The only legal issues that a small claims court presides over are financial battles between private parties. The term ‘financial battle’ also encompasses issues where a private party hires a company or entity for the delivery of a distinct service; if the service is not delivered as expected or if there is a problem with the contract, the issue may be heard in a small claims court.

When a plaintiff sues a defendant in a small claims court, the individual or entity will typically waive any right to claim more than the court can award. In addition to a financial cap, the rules of civil procedure, as well as the delivery and intricacies involved with the presence of evidence are typically simplified in order to make the legal procedures economical. 

As a result of this simplification, the majority of cases in small claims court is presented and conducted by the private parties involved in the case—rarely are legal professionals incorporated into a small claims court. That being said, administrative rules will fluctuate based on jurisdiction; in some areas, for instance, the small claims court will require the defending party to be represented by a small claims court lawyer lawyer—this requirement is typically placed on corporations.
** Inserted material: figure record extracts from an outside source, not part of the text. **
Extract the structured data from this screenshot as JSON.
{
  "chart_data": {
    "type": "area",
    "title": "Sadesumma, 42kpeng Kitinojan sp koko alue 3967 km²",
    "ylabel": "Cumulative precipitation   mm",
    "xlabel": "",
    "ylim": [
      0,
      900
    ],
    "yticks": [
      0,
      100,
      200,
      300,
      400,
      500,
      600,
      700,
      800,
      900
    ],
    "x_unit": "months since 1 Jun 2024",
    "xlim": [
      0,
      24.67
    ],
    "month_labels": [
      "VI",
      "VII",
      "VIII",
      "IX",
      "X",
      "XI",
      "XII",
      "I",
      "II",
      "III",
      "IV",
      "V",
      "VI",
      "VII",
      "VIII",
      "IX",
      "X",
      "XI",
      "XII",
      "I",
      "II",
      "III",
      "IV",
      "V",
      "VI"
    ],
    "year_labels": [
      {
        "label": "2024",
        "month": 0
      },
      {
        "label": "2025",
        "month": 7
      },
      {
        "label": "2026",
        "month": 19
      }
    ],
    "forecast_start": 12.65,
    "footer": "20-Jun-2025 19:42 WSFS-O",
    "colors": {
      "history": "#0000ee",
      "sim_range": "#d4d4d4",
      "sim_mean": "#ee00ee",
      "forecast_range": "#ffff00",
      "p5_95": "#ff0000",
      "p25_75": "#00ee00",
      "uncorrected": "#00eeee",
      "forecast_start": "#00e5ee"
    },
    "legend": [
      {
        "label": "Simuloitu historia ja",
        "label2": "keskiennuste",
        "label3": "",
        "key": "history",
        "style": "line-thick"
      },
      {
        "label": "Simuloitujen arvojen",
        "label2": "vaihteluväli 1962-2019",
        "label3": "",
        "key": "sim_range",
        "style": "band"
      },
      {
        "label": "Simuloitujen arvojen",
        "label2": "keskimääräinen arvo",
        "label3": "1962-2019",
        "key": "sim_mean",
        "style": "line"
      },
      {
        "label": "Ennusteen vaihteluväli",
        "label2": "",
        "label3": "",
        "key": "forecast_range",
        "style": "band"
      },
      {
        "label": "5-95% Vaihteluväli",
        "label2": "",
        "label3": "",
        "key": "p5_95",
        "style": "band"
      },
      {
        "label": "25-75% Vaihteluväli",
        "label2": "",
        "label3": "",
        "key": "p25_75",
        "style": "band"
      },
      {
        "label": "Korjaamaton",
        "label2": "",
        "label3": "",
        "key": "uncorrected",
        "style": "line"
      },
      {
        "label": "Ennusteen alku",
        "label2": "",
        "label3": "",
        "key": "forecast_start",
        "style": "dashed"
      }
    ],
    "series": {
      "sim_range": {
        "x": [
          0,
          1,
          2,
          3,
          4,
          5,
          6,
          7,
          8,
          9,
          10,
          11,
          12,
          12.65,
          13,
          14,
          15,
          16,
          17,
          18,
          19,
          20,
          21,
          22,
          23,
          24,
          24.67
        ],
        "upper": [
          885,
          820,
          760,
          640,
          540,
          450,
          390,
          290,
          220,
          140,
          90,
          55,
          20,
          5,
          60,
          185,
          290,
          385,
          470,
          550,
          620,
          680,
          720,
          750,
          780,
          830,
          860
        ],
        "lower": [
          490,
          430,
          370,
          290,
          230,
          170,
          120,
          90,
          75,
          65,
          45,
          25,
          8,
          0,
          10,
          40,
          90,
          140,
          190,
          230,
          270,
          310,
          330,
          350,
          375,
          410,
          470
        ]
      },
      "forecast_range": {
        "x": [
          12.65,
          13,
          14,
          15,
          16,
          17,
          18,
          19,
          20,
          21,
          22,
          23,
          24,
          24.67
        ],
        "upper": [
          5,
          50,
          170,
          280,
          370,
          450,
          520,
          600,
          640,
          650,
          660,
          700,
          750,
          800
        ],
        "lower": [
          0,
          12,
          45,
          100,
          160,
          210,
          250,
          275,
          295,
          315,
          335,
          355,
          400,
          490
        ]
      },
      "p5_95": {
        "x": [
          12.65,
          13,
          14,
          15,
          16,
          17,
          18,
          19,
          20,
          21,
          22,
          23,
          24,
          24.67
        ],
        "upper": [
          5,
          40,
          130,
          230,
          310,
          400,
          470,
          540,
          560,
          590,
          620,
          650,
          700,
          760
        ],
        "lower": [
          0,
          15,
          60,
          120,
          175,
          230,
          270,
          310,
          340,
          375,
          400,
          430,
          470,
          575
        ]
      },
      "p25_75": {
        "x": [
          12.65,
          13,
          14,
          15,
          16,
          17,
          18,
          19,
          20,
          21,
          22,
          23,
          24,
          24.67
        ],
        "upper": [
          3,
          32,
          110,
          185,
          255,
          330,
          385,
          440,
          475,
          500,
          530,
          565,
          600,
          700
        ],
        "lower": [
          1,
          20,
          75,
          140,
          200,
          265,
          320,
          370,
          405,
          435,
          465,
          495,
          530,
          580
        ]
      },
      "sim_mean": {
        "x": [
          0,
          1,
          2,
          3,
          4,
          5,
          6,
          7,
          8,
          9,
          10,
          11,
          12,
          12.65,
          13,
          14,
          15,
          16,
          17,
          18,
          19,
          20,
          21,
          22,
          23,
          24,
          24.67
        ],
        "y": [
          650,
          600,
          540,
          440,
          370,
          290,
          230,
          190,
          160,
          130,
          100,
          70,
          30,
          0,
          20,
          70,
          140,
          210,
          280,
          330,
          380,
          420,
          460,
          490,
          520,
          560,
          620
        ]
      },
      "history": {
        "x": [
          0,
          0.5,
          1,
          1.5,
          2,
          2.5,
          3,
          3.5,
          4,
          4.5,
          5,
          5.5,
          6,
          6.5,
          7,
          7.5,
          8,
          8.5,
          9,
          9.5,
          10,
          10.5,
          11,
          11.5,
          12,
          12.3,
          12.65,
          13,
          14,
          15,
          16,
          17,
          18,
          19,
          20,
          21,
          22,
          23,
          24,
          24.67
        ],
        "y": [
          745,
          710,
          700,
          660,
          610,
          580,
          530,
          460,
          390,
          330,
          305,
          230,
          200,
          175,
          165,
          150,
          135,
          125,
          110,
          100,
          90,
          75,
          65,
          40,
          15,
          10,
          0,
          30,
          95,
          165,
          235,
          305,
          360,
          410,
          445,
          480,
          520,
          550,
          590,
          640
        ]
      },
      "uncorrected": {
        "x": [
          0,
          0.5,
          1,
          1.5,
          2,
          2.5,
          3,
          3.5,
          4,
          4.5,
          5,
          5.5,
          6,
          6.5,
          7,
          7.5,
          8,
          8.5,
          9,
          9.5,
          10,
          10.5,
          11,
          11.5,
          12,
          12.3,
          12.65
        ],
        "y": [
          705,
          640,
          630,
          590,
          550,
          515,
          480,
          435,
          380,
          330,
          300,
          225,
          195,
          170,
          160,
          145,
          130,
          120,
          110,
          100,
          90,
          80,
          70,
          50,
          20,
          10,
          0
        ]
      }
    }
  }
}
Elaborate and expensive court procedures such as depositions and interrogatories are usually not allowed in a small claims court. Furthermore, a trial by jury is seldom conducted in a small claims court. To make things as practical and speedy as possible, the majority of legal matters filed in a small claims court are immediately set for trial. 

Winning a legal battle in a small claims court does not guarantee payment in recompense of the plaintiff’s damages. The responsibility to satisfy payment, although legally enforced, is still up to the losing party. As a result, the judgment may also be collected through liens and wage garnishments.